While quick to express that “thankfully, he’s okay, which is wonderful,” the memory of the event is something that continues to influence her songwriting. “I kind of came back to it, thinking about being afraid and what else I’m afraid of,” the musician reflects. “I’ve been thinking about that a lot, in terms of just how I continue to have a hard time finding my own sense of power.”
Throughout all of this, Hop Along are – much like the rest of us – grappling to find where that sense of power lies for them, and they do so with no uncertain amount of narrative grace. “When I was a kid I wanted to be a short story author,” Frances states. “I had a creative writing minor at college, then I realised that my attention span just could barely handle getting a poem together, let alone a full short story, so I mostly stick to songwriting.” Nevertheless, influenced by this in her writing, Frances describes a lot of the inspiration for the record as “stories I wanted to tell.”
“Part of ‘How You Got Your Limp’ concerns these group of teachers that would come into the bar every weekend,” she offers as an example. “They would take up a booth for at least three hours, well into my shift. They would order pitcher after pitcher of the cheapest beer and just talk trash on their students, cursing loudly with families around them. They would be so abrasive. Then when they would leave, they would tip shitty.”

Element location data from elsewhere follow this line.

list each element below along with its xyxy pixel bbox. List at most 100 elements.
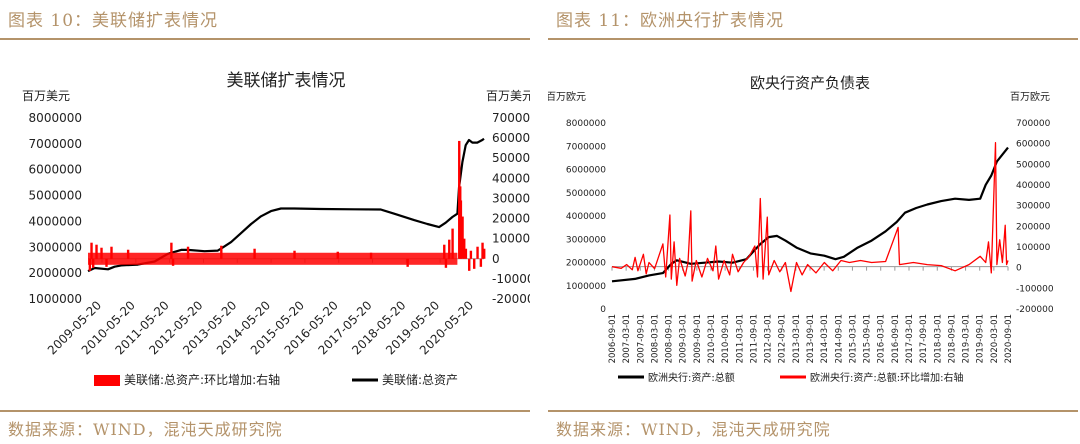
bar-mark bbox=[90, 242, 93, 259]
right-tick-label: -100000 bbox=[492, 272, 530, 286]
right-tick-label: 100000 bbox=[492, 232, 530, 246]
right-tick-label: 500000 bbox=[492, 151, 530, 165]
x-tick-label: 2018-03-01 bbox=[933, 314, 943, 363]
bar-mark bbox=[100, 247, 103, 259]
x-tick-label: 2016-03-01 bbox=[877, 314, 887, 363]
bar-mark bbox=[479, 258, 483, 267]
left-axis-unit: 百万美元 bbox=[22, 89, 70, 103]
x-tick-label: 2014-03-01 bbox=[820, 314, 830, 363]
x-tick-label: 2012-03-01 bbox=[764, 314, 774, 363]
bar-mark bbox=[220, 245, 223, 259]
left-tick-label: 2000000 bbox=[566, 259, 606, 269]
legend-label: 欧洲央行:资产:总额 bbox=[648, 371, 735, 384]
chart-title: 欧央行资产负债表 bbox=[750, 74, 870, 92]
divider bbox=[0, 38, 530, 40]
figure-label: 图表 11：欧洲央行扩表情况 bbox=[556, 11, 785, 31]
left-tick-label: 6000000 bbox=[566, 166, 606, 176]
left-tick-label: 5000000 bbox=[29, 189, 82, 203]
x-tick-label: 2010-09-01 bbox=[721, 314, 731, 363]
right-tick-label: 300000 bbox=[1016, 202, 1051, 212]
divider bbox=[548, 410, 1078, 412]
x-tick-label: 2018-09-01 bbox=[947, 314, 957, 363]
right-tick-label: 0 bbox=[1016, 264, 1022, 274]
right-tick-label: 400000 bbox=[492, 171, 530, 185]
source-note: 数据来源：WIND，混沌天成研究院 bbox=[556, 420, 831, 439]
bar-mark bbox=[95, 244, 98, 259]
x-tick-label: 2013-09-01 bbox=[806, 314, 816, 363]
x-tick-label: 2019-03-01 bbox=[962, 314, 972, 363]
right-tick-label: 0 bbox=[492, 252, 500, 266]
x-tick-label: 2017-03-01 bbox=[905, 314, 915, 363]
right-tick-label: -200000 bbox=[1016, 305, 1054, 315]
divider bbox=[0, 410, 530, 412]
left-tick-label: 2000000 bbox=[29, 266, 82, 280]
source-note: 数据来源：WIND，混沌天成研究院 bbox=[8, 420, 283, 439]
legend-label: 美联储:总资产:环比增加:右轴 bbox=[124, 372, 280, 387]
legend-label: 欧洲央行:资产:总额:环比增加:右轴 bbox=[810, 371, 963, 384]
bar-mark bbox=[476, 246, 479, 259]
bar-mark bbox=[105, 258, 108, 267]
bar-mark bbox=[253, 248, 256, 259]
right-tick-label: 400000 bbox=[1016, 181, 1051, 191]
left-tick-label: 6000000 bbox=[29, 163, 82, 177]
x-tick-label: 2006-09-01 bbox=[608, 314, 618, 363]
bar-mark bbox=[444, 258, 448, 268]
x-tick-label: 2007-09-01 bbox=[636, 314, 646, 363]
left-tick-label: 0 bbox=[600, 305, 606, 315]
right-axis-unit: 百万欧元 bbox=[1010, 91, 1050, 103]
x-tick-label: 2011-03-01 bbox=[735, 314, 745, 363]
left-tick-label: 4000000 bbox=[566, 212, 606, 222]
left-tick-label: 4000000 bbox=[29, 214, 82, 228]
left-tick-label: 8000000 bbox=[566, 119, 606, 129]
bar-mark bbox=[459, 200, 463, 259]
x-tick-label: 2020-03-01 bbox=[990, 314, 1000, 363]
bar-mark bbox=[468, 258, 471, 271]
bar-mark bbox=[110, 246, 113, 259]
bar-mark bbox=[464, 248, 468, 259]
legend-swatch bbox=[94, 375, 120, 386]
divider bbox=[548, 38, 1078, 40]
left-tick-label: 3000000 bbox=[29, 240, 82, 254]
x-tick-label: 2013-03-01 bbox=[792, 314, 802, 363]
right-tick-label: 500000 bbox=[1016, 160, 1051, 170]
figure-ecb: 图表 11：欧洲央行扩表情况 欧央行资产负债表百万欧元 百万欧元 8000000 70… bbox=[548, 0, 1078, 444]
legend-label: 美联储:总资产 bbox=[382, 372, 458, 387]
right-tick-label: 200000 bbox=[1016, 222, 1051, 232]
right-tick-label: 300000 bbox=[492, 191, 530, 205]
right-tick-label: 700000 bbox=[1016, 119, 1051, 129]
series-line bbox=[611, 142, 1009, 293]
left-tick-label: 8000000 bbox=[29, 111, 82, 125]
right-tick-label: -200000 bbox=[492, 292, 530, 306]
bar-mark bbox=[473, 258, 476, 269]
bar-mark bbox=[170, 242, 173, 259]
x-tick-label: 2014-09-01 bbox=[834, 314, 844, 363]
x-tick-label: 2019-09-01 bbox=[976, 314, 986, 363]
figure-fed: 图表 10：美联储扩表情况 美联储扩表情况 百万美元 百万美元 8000000 7000… bbox=[0, 0, 530, 444]
left-axis-unit: 百万欧元 bbox=[548, 91, 586, 103]
bar-mark bbox=[463, 238, 466, 259]
x-tick-label: 2016-09-01 bbox=[891, 314, 901, 363]
x-tick-label: 2011-09-01 bbox=[749, 314, 759, 363]
x-tick-label: 2020-09-01 bbox=[1004, 314, 1014, 363]
x-tick-label: 2010-03-01 bbox=[707, 314, 717, 363]
bar-mark bbox=[481, 242, 484, 259]
right-axis-unit: 百万美元 bbox=[486, 89, 530, 103]
bar-mark bbox=[336, 251, 339, 259]
bar-mark bbox=[88, 258, 92, 271]
left-tick-label: 5000000 bbox=[566, 189, 606, 199]
left-tick-label: 1000000 bbox=[566, 282, 606, 292]
bar-mark bbox=[406, 258, 409, 267]
right-tick-label: 600000 bbox=[492, 131, 530, 145]
right-tick-label: -100000 bbox=[1016, 284, 1054, 294]
x-tick-label: 2007-03-01 bbox=[622, 314, 632, 363]
bar-mark bbox=[469, 250, 473, 259]
right-tick-label: 100000 bbox=[1016, 243, 1051, 253]
right-tick-label: 200000 bbox=[492, 212, 530, 226]
x-tick-label: 2008-09-01 bbox=[665, 314, 675, 363]
x-tick-label: 2009-03-01 bbox=[679, 314, 689, 363]
chart-title: 美联储扩表情况 bbox=[227, 71, 346, 91]
bar-mark bbox=[443, 244, 446, 259]
x-tick-label: 2012-09-01 bbox=[778, 314, 788, 363]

A lot of the record finds itself lost in the state between being, as F. Scott Fitzgerald once so wonderfully posed, “simultaneously enchanted and repelled by the inexhaustible variety of life.” “There’s still a number of things I’d like to write about and just haven’t found the way to,” Frances conveys. That may be, but with ‘Bark Your Head Off, Dog’ the musician is quick to add that “this is the first time that I’ve felt this close to saying what I meant to say.”
“I think that goes for everybody,” she comments of her bandmates. “We worked really hard together. We always do, but I think we were very focused on speaking the same language and figuring out a song’s mood as a group, and all being in tune with that.” The result of their efforts is the band’s most cohesive album to date. “I hear that in everyone’s parts,” Frances enthuses. “I’m very, very proud of it.”
Describing a lot of the album as “the idea of trying to look at the events of my life in a different way,” ‘Bark Your Head Off, Dog’ is an exercise in our perception of power, and how we find our own understanding and our own sense of that. “At times I still think of that dog as this menace,” Frances reflects on the title, “and he was just a dog.”